One day, at a Good Friday service, God opened my eyes to see how truly sinful I was. As we reflected on our sins during that service, I finally saw how wretched I was before a holy God. Before that day, I had spent so much time comparing myself to others that I’d completely failed to compare myself to God and His standard.

Once my eyes were finally turned in the right direction, I saw the truth: I was broken and I needed saving.

That was in 2007, and my life has never been the same. On the outside, my life didn’t drastically change—but on the inside, I became a whole new person. God got a hold of me, showed me my need for Him, and gave me a new heart.

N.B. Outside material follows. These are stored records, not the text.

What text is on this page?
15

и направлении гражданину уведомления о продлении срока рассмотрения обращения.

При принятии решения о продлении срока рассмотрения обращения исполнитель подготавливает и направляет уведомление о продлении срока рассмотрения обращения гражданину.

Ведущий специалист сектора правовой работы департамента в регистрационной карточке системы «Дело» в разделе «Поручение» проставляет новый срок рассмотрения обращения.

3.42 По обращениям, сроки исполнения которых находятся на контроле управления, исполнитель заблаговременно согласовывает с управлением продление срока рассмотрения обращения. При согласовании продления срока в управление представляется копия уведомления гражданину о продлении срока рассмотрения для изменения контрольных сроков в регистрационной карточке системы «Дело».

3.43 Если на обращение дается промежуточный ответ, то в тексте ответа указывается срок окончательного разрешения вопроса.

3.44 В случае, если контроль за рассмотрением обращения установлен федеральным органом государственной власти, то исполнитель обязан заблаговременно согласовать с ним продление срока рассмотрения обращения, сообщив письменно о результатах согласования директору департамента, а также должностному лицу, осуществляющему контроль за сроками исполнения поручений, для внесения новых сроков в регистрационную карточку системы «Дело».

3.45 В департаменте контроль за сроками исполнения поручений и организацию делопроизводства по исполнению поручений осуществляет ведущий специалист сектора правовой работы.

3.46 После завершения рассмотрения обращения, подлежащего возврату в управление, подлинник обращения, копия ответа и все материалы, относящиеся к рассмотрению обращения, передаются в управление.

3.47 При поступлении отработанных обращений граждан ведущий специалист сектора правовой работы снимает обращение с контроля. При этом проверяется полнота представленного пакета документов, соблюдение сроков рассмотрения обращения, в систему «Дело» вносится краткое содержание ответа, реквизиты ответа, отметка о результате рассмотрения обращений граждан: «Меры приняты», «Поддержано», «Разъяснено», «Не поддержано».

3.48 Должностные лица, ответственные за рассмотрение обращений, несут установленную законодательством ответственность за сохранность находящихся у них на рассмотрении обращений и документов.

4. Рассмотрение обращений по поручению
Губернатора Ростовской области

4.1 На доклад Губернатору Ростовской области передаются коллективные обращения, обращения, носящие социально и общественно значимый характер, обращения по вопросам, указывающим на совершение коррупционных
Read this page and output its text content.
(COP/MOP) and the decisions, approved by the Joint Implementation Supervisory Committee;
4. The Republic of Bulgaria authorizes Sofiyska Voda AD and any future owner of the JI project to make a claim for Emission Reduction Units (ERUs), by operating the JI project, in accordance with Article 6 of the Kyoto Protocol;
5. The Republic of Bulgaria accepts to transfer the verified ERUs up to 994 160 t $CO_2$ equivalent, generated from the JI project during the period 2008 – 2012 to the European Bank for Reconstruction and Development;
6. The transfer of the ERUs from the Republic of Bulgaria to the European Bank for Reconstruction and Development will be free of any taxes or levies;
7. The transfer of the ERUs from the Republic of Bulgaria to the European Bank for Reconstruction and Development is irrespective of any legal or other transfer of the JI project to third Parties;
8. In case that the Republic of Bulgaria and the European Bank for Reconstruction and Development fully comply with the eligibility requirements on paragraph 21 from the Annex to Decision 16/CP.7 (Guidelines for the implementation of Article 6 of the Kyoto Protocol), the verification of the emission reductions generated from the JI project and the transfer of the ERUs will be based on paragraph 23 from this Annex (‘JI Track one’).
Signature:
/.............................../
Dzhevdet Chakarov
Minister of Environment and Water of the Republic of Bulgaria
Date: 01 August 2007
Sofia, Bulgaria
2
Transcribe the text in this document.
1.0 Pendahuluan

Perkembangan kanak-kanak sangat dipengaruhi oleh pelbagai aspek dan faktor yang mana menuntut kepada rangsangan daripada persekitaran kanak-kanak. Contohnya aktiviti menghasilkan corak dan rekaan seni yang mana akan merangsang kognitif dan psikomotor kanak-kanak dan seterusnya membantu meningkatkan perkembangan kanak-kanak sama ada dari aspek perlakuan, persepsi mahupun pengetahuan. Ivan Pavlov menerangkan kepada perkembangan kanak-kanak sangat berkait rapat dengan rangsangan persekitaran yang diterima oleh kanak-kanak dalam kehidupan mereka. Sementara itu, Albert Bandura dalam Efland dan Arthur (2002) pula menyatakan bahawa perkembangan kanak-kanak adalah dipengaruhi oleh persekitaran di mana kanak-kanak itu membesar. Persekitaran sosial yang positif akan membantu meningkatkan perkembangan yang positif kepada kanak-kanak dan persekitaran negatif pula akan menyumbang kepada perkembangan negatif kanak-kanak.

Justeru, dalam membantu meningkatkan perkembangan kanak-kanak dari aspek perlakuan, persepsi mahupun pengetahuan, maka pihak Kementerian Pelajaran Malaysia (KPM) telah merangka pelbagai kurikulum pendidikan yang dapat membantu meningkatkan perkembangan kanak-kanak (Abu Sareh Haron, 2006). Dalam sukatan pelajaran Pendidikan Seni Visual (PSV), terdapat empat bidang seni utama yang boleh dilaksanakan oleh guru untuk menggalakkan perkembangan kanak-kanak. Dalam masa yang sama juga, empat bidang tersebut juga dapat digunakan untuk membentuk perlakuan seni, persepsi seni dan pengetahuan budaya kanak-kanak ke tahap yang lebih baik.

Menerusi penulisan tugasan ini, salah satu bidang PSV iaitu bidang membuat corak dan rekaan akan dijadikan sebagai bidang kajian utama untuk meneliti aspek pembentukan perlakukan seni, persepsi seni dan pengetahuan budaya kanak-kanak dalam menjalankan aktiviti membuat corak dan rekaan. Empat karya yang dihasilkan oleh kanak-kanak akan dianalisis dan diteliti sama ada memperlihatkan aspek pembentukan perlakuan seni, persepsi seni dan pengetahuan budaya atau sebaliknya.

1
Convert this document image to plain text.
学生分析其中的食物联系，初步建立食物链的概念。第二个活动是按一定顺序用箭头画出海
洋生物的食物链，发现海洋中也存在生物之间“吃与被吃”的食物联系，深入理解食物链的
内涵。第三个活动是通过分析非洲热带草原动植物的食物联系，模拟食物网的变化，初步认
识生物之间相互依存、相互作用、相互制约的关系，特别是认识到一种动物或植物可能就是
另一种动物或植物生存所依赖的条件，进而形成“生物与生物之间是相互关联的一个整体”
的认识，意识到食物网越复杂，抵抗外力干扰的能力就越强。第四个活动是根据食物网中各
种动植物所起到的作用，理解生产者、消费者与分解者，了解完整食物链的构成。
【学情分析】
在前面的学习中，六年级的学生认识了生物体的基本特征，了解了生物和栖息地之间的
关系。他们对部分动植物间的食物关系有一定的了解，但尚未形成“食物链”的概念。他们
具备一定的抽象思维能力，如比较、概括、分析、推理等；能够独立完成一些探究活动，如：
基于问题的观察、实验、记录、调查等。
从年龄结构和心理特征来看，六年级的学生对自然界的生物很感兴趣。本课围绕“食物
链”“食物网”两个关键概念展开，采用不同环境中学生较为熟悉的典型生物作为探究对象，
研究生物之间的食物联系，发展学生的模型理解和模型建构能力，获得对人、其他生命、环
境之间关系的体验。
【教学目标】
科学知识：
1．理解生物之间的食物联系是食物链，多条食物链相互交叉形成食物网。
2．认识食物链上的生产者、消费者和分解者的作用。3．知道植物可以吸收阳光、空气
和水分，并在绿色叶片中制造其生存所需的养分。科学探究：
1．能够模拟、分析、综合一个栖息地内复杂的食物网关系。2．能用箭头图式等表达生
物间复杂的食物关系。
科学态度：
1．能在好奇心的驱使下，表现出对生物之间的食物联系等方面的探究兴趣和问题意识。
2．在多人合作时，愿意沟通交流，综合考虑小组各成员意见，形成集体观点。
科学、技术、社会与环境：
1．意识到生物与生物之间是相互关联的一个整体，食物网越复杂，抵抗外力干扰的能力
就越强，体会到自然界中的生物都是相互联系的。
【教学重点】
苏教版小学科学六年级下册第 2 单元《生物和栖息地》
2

The Lord surely has amazing grace… He saved a wretch like me.

Why a Blog?

Basically—I process life through writing. I quite literally drown out the chaos around me (brown noise for the win) and start typing.

Writing helps me organize my thoughts and slows me down long enough to think clearly about how biblical truth should shape whatever I’m working through.

I’ve dabbled in writing most of my life, but back when I had four kids ages five and under, the need to write felt urgent. I was desperate for encouragement—searching for someone who could speak into the mess of early motherhood with honesty and biblical clarity. I couldn’t find much. But I discovered I was most encouraged when I sat down with my Bible, my thoughts, and the Lord. And that’s when the writing really began.

What started as a way to stay sane in the baby-and-toddler years eventually turned into a collection of reflections and, eventually, this blog (launched in 2016).

Over time, the focus of my writing has shifted. It’s not just a place to process current thoughts anymore—it’s also a space to pass along what I’ve learned in earlier seasons, in hopes of helping the wives and mothers coming behind me.
(I say “behind me” now, because somehow, I’ve become one of the older moms. I’m not sure when that happened, but here we are.)

At the end of the day, I hope that something I’ve learned to process biblically will help some one else who’s working on the same thing.

And if, in eternity, it turns out that any of these words helped a few walk more closely with Jesus—well, what more could I hope for?

So that’s a little of my story. Thanks for being here—and for processing life with me.